Cultural studies now exercise considerable influence among Latin Americanists who originally trained in literature. Not only does this interest respond to a series of considerations that make it necessary to decenter literature as the paradigm of culture, but it also corresponds to the fact that while details of Latin American culture may be studied in other disciplines, they are done so in a limited fashion, and it has devolved upon people in language and literature to take an extended interest in song, filmmaking, theater, graphic humor, dance, photography. What most motivates the scholar, however, is the need to interpret larger issues of cultural production than is possible by attention only to literature.

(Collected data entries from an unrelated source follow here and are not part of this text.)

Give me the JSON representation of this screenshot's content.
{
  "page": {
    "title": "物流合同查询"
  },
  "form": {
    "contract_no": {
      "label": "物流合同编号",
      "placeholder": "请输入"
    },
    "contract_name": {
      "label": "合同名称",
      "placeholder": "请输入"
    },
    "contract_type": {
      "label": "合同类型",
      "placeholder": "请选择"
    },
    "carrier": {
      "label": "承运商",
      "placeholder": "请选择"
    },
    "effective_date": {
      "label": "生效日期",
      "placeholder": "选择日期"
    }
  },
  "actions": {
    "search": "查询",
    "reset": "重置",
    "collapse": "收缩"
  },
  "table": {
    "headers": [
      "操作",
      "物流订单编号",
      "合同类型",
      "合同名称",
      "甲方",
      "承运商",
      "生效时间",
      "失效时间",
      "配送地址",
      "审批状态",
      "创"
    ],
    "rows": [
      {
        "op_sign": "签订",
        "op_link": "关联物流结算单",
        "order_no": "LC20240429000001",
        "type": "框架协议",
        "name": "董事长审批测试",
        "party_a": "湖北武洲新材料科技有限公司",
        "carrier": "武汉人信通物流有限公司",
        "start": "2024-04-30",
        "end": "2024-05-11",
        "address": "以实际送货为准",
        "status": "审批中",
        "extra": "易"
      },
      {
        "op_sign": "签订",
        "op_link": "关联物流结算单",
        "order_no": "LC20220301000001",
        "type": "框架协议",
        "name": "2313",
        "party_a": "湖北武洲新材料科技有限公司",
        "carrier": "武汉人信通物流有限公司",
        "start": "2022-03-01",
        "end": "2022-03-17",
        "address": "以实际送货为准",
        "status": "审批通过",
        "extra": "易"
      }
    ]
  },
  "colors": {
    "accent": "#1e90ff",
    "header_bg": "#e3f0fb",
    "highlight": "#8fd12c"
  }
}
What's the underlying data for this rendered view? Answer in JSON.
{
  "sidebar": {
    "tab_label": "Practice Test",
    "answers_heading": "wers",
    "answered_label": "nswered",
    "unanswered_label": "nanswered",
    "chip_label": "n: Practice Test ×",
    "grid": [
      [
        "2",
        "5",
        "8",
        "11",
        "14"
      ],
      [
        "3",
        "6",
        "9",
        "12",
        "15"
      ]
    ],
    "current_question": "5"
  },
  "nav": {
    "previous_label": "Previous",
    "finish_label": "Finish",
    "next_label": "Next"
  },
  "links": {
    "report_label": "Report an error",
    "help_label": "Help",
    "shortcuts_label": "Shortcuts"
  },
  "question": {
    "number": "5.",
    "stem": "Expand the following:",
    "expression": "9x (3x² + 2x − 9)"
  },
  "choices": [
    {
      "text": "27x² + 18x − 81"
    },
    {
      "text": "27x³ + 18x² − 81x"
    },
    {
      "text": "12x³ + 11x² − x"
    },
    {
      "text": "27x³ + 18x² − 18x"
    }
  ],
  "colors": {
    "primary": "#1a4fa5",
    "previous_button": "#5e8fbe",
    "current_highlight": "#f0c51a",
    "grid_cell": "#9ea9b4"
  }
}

Stavans admirably exemplifies the literary scholar as cultural critic. The Riddle of Cantinflas is a series of mostly short essays, many of which appeared in general interest and cultural publications during the past ten years. Cantinflas is, therefore, only one of the cultural phenomena Stavans addresses in this format. Others include the singer Selena; the Chicana fiction writer Sandra Cisneros; recent Mexican films; Comandante Marcos of the Chiapas conflict; Elena Poniatowska’s book on Tina Modotti, the Italian photographer who worked in Mexico; and the graphic artist José Guadalupe Posada— in short, a medley of topics that make the book more useful as a sampler of diverse forms of cultural production and what might be said about them rather than as a monograph sustained by any specific interpretive hypothesis and theoretical model.
What Stavans has to say is a mixture of the sort of urbane, intelligent commentary one might expect to find in a book review appearing in The Nation or The New Republic and negative criticism. The latter does not mean criticism that is negative in the sense of negating the value of a text or a manifestation of cultural production. Rather, it means looking beyond the surface of a text, which is presumably “good” by some set of standards of the person who wrote it and of the publisher who brought it out expecting it to appeal to a significant buying public, to see the underlying presuppositions of its production, its aporia, its silences, its rhetorical sleights of hand. This does not mean that Stavans is not negative in a basic way: he directs some very pithy barbs against Sandra Cisneros’s writing and the sort of liberal enterprise he views responsible for canonizing her as the Chicana writer. And anyone who cringes at the mere mention of Selena’s name, appalled by the cheap sanctification of this trite singer, will delightfully savor Stavans’s sarcastic comments. A particularly useful example of this approach is his discussion of Frida Kahlo (of the now somewhat fading Fridamania) vs. Benita Galeana, a political activist closely attached to the Communist party in Mexico, with which Kahlo and her husband, Diego Rivera, were involved. Stavans’s essay is subtitled “unparallel lives,” and his interest lies with demonstrating why Kahlo has been converted into a “mythical figure” and why Galeana is virtually forgotten. Were this more than a note, Stavans might have found time to analyze some of his own presuppositions, and he too conveniently forgets why Kahlo is important to a feminist agenda.
This leads me to a final observation about what I think is a very lovely collection of notes, whose main use is to showcase some of the topics that require more theoretically grounded analysis. At times Stavans tends to get rather smarmy, as though meaning to enhance his engagement with the allegedly highly sophisticated audience that reads the sort of publications where many of these notes first appeared. Space prevents me from going into the issue of how Latin American literature is getting covered in United States intellectual forums other than the circuit sustained mostly for professional academics, but this is a matter that requires the cultural critic to engage in some metacommentary that might have provided a nice complementary conclusion to this collection.